While access was open, I provided a hole through the bulkhead behind the stove for the propane supply hose, and lined it with some rubber hose as chafe protection.


Next, I shifted gears a bit and turned my attention to a couple new through hull fittings:  for the galley sink drain, which would go somewhere in the galley cabinet near the sink; and for an additional salt water intake fitting to service the galley salt water pump and, ultimately, a deck wash system.  I wasn't yet ready to commit to locations for the other through hull fittings the boat would need (engine intake, cockpit scuppers, etc.), but I decided to take care of these two now since they were in close proximity to one another, one would be inside the galley cabinet and easier to install before I closed things in more permanently, and I liked to install multiple fittings at once so as to waste as little sealant as possible, since polyurethane sealant doesn't last long once the tube is opened.
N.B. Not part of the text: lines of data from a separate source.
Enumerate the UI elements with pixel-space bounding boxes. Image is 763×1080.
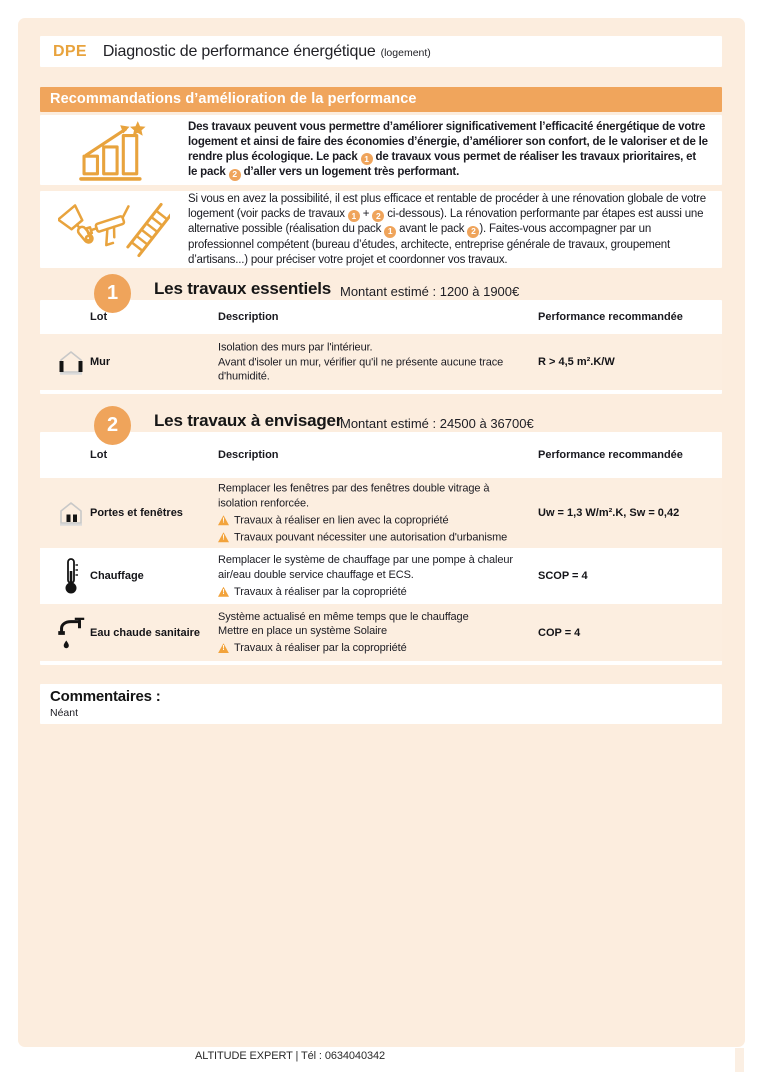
intro-works-text bbox=[188, 120, 722, 181]
description-line: Remplacer les fenêtres par des fenêtres double vitrage à isolation renforcée. bbox=[218, 482, 490, 509]
warning-text: Travaux à réaliser en lien avec la copropriété bbox=[234, 514, 449, 526]
performance-value: COP = 4 bbox=[538, 626, 581, 639]
column-header-lot: Lot bbox=[90, 311, 108, 323]
row-description bbox=[218, 553, 530, 599]
pack-1-badge: 1 bbox=[384, 226, 396, 238]
intro-text-segment: Des travaux peuvent vous permettre d’améliorer significativement l’efficacité énergétique de votre logement et ainsi de faire des économies d’énergie, d’améliorer son confort, de le valoriser et de le rendre plus écologique. Le pack bbox=[188, 120, 708, 163]
wall-icon bbox=[48, 349, 94, 376]
warning-line bbox=[218, 641, 530, 656]
warning-line bbox=[218, 530, 530, 545]
description-line: Avant d'isoler un mur, vérifier qu'il ne présente aucune trace d'humidité. bbox=[218, 355, 504, 383]
table-row-eau-chaude bbox=[40, 604, 722, 661]
section-1-amount: Montant estimé : 1200 à 1900€ bbox=[340, 284, 520, 299]
warning-text: Travaux à réaliser par la copropriété bbox=[234, 585, 407, 598]
door-window-icon bbox=[48, 500, 94, 527]
comments-box bbox=[40, 684, 722, 724]
footer-contact: ALTITUDE EXPERT | Tél : 0634040342 bbox=[195, 1050, 386, 1062]
row-description bbox=[218, 610, 530, 656]
column-header-lot: Lot bbox=[90, 449, 108, 461]
warning-icon bbox=[218, 587, 229, 597]
table-row-mur bbox=[40, 334, 722, 390]
pack-2-badge: 2 bbox=[229, 169, 241, 181]
row-description bbox=[218, 340, 530, 384]
description-line: Mettre en place un système Solaire bbox=[218, 625, 388, 637]
warning-icon bbox=[218, 532, 229, 542]
warning-text: Travaux pouvant nécessiter une autorisation d'urbanisme bbox=[234, 531, 508, 543]
comments-title: Commentaires : bbox=[50, 688, 161, 705]
page-subtitle: (logement) bbox=[380, 47, 431, 59]
lot-label: Mur bbox=[90, 356, 111, 368]
table-header-row bbox=[40, 300, 722, 334]
comments-body: Néant bbox=[50, 707, 79, 719]
performance-value: Uw = 1,3 W/m².K, Sw = 0,42 bbox=[538, 507, 680, 519]
performance-value: R > 4,5 m².K/W bbox=[538, 356, 615, 368]
intro-renovation-text bbox=[188, 192, 722, 268]
dpe-logo: DPE bbox=[53, 42, 87, 60]
essential-works-table bbox=[40, 300, 722, 394]
intro-text-segment: de travaux vous permet de réaliser les travaux prioritaires, et le pack bbox=[188, 150, 696, 178]
table-row-chauffage bbox=[40, 548, 722, 604]
intro-renovation-box bbox=[40, 191, 722, 268]
tools-icon bbox=[40, 200, 188, 260]
column-header-performance: Performance recommandée bbox=[538, 449, 683, 461]
column-header-description: Description bbox=[218, 449, 279, 461]
section-1-title: Les travaux essentiels bbox=[154, 279, 332, 298]
section-2-number: 2 bbox=[94, 406, 131, 445]
intro-text-segment: ci-dessous). La rénovation performante par étapes est aussi une alternative possible (réalisation du pack bbox=[188, 207, 704, 235]
section-2-title: Les travaux à envisager bbox=[154, 411, 343, 430]
description-line: Isolation des murs par l'intérieur. bbox=[218, 341, 373, 354]
warning-text: Travaux à réaliser par la copropriété bbox=[234, 642, 407, 654]
lot-label: Eau chaude sanitaire bbox=[90, 626, 201, 639]
growth-chart-icon bbox=[40, 119, 188, 181]
column-header-description: Description bbox=[218, 311, 279, 323]
page-title: Diagnostic de performance énergétique bbox=[102, 42, 376, 60]
page-edge-tab bbox=[735, 1048, 744, 1072]
lot-label: Chauffage bbox=[90, 570, 144, 582]
warning-icon bbox=[218, 515, 229, 525]
recommendations-banner: Recommandations d’amélioration de la performance bbox=[40, 87, 722, 112]
intro-text-segment: avant le pack bbox=[396, 223, 468, 235]
faucet-icon bbox=[48, 616, 94, 650]
pack-2-badge: 2 bbox=[467, 226, 479, 238]
section-1-number: 1 bbox=[94, 274, 131, 313]
document-header bbox=[40, 36, 722, 67]
intro-text-segment: Si vous en avez la possibilité, il est plus efficace et rentable de procéder à une rénovation globale de votre logement (voir packs de travaux bbox=[188, 192, 706, 220]
warning-line bbox=[218, 585, 530, 600]
intro-works-box bbox=[40, 115, 722, 185]
lot-label: Portes et fenêtres bbox=[90, 507, 183, 519]
table-header-row bbox=[40, 432, 722, 478]
section-2-amount: Montant estimé : 24500 à 36700€ bbox=[340, 416, 534, 431]
thermometer-icon bbox=[48, 557, 94, 595]
table-row-portes-fenetres bbox=[40, 478, 722, 548]
warning-icon bbox=[218, 643, 229, 653]
row-description bbox=[218, 482, 530, 545]
dpe-page bbox=[18, 18, 745, 1047]
considered-works-table bbox=[40, 432, 722, 665]
pack-1-badge: 1 bbox=[348, 210, 360, 222]
pack-2-badge: 2 bbox=[372, 210, 384, 222]
column-header-performance: Performance recommandée bbox=[538, 311, 683, 323]
performance-value: SCOP = 4 bbox=[538, 570, 588, 582]
warning-line bbox=[218, 513, 530, 528]
description-line: Système actualisé en même temps que le chauffage bbox=[218, 610, 469, 623]
intro-text-segment: ). Faites-vous accompagner par un professionnel compétent (bureau d’études, architecte, entreprise générale de travaux, groupement d’artisans...) pour préciser votre projet et coordonner vos travaux. bbox=[188, 223, 670, 266]
pack-1-badge: 1 bbox=[361, 153, 373, 165]
intro-text-segment: d’aller vers un logement très performant. bbox=[240, 166, 460, 178]
intro-text-segment: + bbox=[359, 207, 373, 220]
description-line: Remplacer le système de chauffage par une pompe à chaleur air/eau double service chauffage et ECS. bbox=[218, 554, 513, 581]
To begin, I cut out a pair of backing pads from 3/4" G-10 fiberglass, and rounded the top edges and sanded the cuts smooth.  For the through hulls, I selected bronze flange adapter mount fittings with bronze ball valves, tailpieces, and mushroom through hull fittings.
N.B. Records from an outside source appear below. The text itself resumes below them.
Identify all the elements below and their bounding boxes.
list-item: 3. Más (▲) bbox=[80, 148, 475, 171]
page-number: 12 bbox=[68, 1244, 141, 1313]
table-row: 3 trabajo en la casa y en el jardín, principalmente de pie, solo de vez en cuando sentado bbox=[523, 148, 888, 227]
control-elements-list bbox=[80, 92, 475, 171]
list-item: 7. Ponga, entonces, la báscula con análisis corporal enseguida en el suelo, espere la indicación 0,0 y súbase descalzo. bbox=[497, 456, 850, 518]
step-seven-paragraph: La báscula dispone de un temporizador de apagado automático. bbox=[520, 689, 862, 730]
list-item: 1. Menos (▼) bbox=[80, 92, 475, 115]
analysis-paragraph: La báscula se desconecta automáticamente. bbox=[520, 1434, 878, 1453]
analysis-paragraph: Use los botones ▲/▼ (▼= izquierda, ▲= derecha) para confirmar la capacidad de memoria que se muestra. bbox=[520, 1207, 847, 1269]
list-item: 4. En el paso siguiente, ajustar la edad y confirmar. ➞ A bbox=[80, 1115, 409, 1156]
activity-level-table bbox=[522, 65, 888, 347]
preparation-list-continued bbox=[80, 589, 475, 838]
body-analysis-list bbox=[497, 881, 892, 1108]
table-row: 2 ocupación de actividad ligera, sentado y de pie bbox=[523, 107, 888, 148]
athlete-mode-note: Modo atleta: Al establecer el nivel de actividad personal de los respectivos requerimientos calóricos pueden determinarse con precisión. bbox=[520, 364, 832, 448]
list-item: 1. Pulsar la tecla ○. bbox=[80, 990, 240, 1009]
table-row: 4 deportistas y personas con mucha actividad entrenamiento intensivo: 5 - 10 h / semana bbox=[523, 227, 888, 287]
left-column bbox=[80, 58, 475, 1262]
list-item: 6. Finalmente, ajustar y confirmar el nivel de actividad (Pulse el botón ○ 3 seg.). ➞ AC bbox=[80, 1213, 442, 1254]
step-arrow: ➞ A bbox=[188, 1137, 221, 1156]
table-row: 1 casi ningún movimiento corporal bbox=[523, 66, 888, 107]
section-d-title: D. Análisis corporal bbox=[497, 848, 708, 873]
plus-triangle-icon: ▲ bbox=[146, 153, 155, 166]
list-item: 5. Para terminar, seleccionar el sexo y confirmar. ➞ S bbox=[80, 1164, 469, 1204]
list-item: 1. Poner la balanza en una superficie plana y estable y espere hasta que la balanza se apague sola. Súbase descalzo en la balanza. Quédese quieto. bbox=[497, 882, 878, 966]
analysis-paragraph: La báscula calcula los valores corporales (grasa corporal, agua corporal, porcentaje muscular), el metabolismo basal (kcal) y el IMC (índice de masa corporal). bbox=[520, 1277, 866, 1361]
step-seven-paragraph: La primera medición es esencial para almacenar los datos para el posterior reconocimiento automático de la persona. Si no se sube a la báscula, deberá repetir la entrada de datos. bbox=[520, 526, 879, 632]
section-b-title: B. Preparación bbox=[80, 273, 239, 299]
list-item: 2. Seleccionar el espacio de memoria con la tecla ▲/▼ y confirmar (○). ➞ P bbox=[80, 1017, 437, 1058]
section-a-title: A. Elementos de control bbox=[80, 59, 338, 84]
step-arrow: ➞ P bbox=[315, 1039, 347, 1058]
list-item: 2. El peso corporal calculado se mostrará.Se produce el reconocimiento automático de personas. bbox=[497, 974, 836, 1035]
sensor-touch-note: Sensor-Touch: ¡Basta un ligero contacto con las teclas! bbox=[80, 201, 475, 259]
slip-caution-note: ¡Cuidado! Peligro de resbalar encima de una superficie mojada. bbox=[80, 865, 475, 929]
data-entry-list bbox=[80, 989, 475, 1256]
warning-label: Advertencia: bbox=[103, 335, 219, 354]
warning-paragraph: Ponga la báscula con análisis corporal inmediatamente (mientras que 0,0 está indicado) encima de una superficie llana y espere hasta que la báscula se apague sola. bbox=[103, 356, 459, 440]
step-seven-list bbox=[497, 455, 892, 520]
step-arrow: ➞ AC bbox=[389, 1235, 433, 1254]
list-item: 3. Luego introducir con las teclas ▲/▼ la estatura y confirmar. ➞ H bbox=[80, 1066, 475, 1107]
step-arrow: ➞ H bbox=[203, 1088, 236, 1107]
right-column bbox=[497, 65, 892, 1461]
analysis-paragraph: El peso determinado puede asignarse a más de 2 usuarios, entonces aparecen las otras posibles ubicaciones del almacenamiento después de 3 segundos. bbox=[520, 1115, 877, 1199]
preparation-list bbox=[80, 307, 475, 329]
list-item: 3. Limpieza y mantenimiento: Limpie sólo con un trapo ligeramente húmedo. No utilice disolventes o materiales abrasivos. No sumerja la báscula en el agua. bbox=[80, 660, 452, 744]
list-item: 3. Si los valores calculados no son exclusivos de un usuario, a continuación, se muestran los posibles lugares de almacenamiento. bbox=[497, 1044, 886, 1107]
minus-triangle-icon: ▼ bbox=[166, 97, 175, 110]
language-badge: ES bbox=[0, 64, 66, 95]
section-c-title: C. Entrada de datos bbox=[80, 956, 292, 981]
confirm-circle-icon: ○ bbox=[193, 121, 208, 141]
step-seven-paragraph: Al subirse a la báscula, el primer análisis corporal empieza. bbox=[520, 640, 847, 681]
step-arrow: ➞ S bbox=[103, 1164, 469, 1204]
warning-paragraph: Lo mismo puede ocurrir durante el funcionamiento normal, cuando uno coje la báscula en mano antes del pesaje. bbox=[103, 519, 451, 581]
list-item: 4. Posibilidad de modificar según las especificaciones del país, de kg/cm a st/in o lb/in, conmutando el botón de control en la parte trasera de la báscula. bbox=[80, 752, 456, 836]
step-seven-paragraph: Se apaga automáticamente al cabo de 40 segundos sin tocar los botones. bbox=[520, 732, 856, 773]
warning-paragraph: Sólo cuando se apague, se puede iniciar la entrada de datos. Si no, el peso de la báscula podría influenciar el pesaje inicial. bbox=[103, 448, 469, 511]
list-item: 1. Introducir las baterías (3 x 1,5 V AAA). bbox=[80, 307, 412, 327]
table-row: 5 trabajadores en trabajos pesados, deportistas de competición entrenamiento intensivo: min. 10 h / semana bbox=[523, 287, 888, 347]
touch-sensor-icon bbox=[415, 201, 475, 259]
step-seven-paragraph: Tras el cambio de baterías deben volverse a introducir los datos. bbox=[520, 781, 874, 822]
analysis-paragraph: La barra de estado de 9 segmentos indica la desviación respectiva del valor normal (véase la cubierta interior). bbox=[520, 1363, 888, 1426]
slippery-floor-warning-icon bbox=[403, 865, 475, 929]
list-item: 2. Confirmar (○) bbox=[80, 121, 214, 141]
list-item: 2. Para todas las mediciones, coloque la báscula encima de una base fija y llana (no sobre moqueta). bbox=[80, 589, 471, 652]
With various shelves in place inside the galley locker, and accounting for other obstructions, I determined the best location for the through hull fitting, so it would be accessible and convenient.  I made sure there was ample room to operate the valve, twist it on and off the flange fitting, and other considerations.  The final location was a few inches away from the old fitting that I'd removed and patched.  I drilled a hole through the hull in the appropriate location, then sanded away any paint that remained in the area where I'd be bonding the fiberglass backing pad.

        

    

For the salt water intake, I eventually decided to install it at the forward end of the hanging locker (between the galley and the forward cabin).  I'd debated with myself over the need to install a dedicated fitting for this purpose--versus creating a sea chest to service multiple needs with a single through hull in the engine room--but decided that the hose runs would become unnecessarily complicated and long, and that the extra fitting would prove to be a much better and more convenient solution.  It was already proving to be a challenge to route hoses and electrical from the engine room to the galley, and with limited options I thought it best to minimize what I actually had to run.  One reason I chose to remove and path all existing through hulls on this boat was so I could have full confidence in all through hull penetrations when all was said and one, so I had no reservations about the extra fitting.
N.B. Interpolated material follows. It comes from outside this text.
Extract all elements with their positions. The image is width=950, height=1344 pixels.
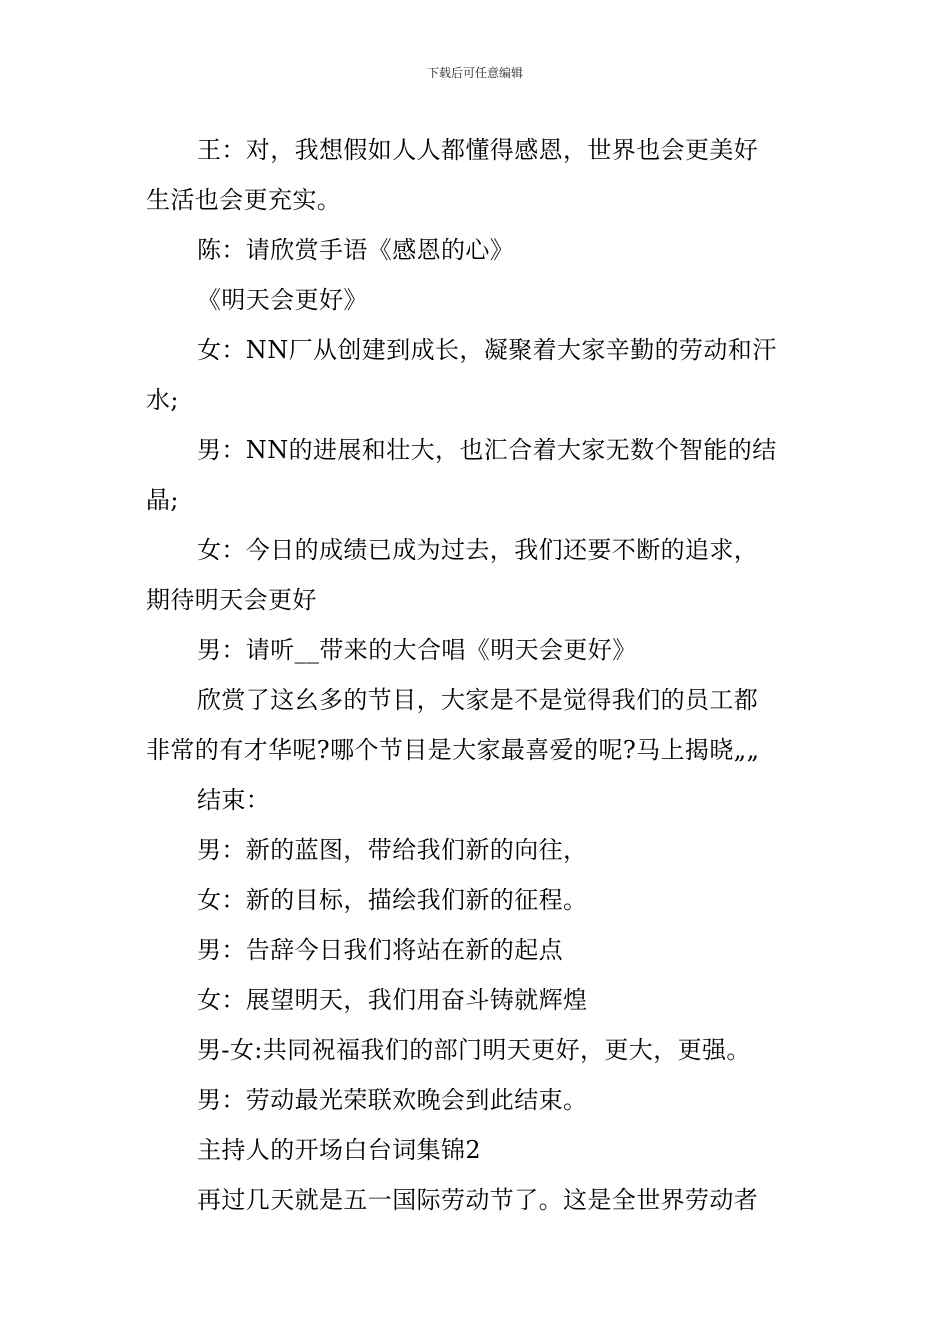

I chose to install the intake fitting forward of the sink drain fitting, so that in most situations there would be little chance of drawing in contaminated drain water.


In any event, to locate the fitting in the hanging locker, I began by deciding, spur of the moment, to remove a flimsy thin "floor" panel from the original construction that had somehow survived my earlier unbuilding efforts.  It took approximately 14.7 seconds to remove it and its half-rotten support cleats, exposing a small remnant of silt-covered hull laced with hidden grinding dust (which I then cleaned up). 

Then, I determined the location for the new through hull, and marked its position on the hull before drilling the hole and sanding away the remaining paint from the bonding surface.

    

After cleaning the areas, I installed the backing pads in beds of thickened epoxy.  The pads seemed to want to stay in position on the angled hull, but rather than take a chance that they'd slip during initial cure, I held them in place with some scrap blocks hot glued beneath them.  I left these to cure overnight.